Ringfort (Rath), Coolnacrutta, Co. Kilkenny
Co. Kilkenny |
Ringforts
At the bottom of the Goul river valley in County Kilkenny, a near-perfect circle of earthworks sits quietly in the cultivated grassland, looking, to the uninitiated eye, like a mild and unexplained bump in an otherwise flat field.
It is a rath, the Irish term for a ringfort, and its geometry is precise enough to read clearly even after more than a thousand years of farming around it. The interior is level and featureless now, forty metres across, offering no immediate clue as to what once stood inside, but the engineering of its boundaries is still legible in some detail.
Ringforts were enclosed farmsteads, typically built during the early medieval period, roughly between the fifth and twelfth centuries, and several tens of thousands of them survive across Ireland in varying states of preservation.

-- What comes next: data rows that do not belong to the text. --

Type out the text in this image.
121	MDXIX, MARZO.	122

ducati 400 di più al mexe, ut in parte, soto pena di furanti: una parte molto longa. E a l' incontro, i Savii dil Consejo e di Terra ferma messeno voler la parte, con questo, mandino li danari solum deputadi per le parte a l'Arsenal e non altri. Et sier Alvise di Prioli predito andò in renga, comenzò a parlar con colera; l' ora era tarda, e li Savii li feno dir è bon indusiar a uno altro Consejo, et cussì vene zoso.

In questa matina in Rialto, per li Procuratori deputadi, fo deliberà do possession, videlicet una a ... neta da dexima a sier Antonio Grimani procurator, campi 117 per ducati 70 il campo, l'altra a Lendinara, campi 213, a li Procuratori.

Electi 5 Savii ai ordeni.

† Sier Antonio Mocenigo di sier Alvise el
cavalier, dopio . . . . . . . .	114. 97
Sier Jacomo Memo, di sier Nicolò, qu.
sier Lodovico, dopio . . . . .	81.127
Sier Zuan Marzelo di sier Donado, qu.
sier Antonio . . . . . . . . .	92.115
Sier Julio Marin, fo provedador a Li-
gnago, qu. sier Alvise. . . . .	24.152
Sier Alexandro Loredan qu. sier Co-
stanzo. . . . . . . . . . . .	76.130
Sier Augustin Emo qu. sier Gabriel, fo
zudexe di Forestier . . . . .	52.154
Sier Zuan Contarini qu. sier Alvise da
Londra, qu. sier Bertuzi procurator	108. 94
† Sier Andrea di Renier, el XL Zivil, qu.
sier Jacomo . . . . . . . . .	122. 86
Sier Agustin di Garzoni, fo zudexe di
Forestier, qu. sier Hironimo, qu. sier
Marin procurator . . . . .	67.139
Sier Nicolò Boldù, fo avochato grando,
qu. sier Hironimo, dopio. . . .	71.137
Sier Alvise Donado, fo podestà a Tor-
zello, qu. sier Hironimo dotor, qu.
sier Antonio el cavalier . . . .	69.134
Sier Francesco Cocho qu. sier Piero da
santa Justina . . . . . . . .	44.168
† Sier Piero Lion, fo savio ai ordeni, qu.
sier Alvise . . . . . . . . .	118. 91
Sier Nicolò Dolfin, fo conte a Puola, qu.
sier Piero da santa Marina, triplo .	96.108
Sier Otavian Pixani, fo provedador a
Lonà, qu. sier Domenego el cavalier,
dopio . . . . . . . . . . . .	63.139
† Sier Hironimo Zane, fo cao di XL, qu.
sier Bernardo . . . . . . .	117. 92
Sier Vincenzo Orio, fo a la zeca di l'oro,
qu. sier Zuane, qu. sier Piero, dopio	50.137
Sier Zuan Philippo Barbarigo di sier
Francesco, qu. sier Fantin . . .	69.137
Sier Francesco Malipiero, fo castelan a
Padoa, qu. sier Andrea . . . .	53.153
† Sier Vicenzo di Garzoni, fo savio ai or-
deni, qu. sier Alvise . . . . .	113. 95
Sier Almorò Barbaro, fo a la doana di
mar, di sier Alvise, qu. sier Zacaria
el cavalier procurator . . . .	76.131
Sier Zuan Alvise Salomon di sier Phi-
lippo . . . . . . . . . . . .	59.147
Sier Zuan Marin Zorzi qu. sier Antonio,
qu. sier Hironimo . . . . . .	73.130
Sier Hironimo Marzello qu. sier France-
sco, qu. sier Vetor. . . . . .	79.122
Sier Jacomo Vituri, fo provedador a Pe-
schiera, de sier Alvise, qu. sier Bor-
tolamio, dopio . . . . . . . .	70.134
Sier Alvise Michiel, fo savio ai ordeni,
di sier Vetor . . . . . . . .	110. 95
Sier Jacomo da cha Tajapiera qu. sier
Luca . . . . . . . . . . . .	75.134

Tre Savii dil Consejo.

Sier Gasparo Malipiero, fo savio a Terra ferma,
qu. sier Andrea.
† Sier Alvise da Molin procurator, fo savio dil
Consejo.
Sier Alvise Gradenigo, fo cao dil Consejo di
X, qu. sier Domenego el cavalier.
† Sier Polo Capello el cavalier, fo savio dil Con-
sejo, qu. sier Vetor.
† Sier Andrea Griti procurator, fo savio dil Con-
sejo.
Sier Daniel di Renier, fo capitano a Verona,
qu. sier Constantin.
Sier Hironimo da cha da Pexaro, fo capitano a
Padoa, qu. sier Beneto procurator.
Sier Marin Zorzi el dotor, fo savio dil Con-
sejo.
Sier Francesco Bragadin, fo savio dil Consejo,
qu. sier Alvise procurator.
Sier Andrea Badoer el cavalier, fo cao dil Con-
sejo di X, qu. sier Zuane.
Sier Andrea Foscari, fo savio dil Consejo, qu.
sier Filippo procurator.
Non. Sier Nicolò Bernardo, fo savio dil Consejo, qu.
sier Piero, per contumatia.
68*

This one at Coolnacrutta is a bivallate example, meaning it has two enclosing elements rather than the single bank more commonly seen. An inner bank, roughly six metres wide at its base and two metres high on its outer face, is separated from a second, lower outer bank by a flat-bottomed, V-shaped fosse, the term for the ditch dug to create the banks in the first place. The entrance, facing east, survives as a gap of about three metres, with a causeway crossing where the fosse has been partially filled in over the years. The positioning on the valley floor, with clear sightlines in every direction across the surrounding land, suggests the enclosure was as much about visibility and the management of livestock as it was about any serious defensive ambition.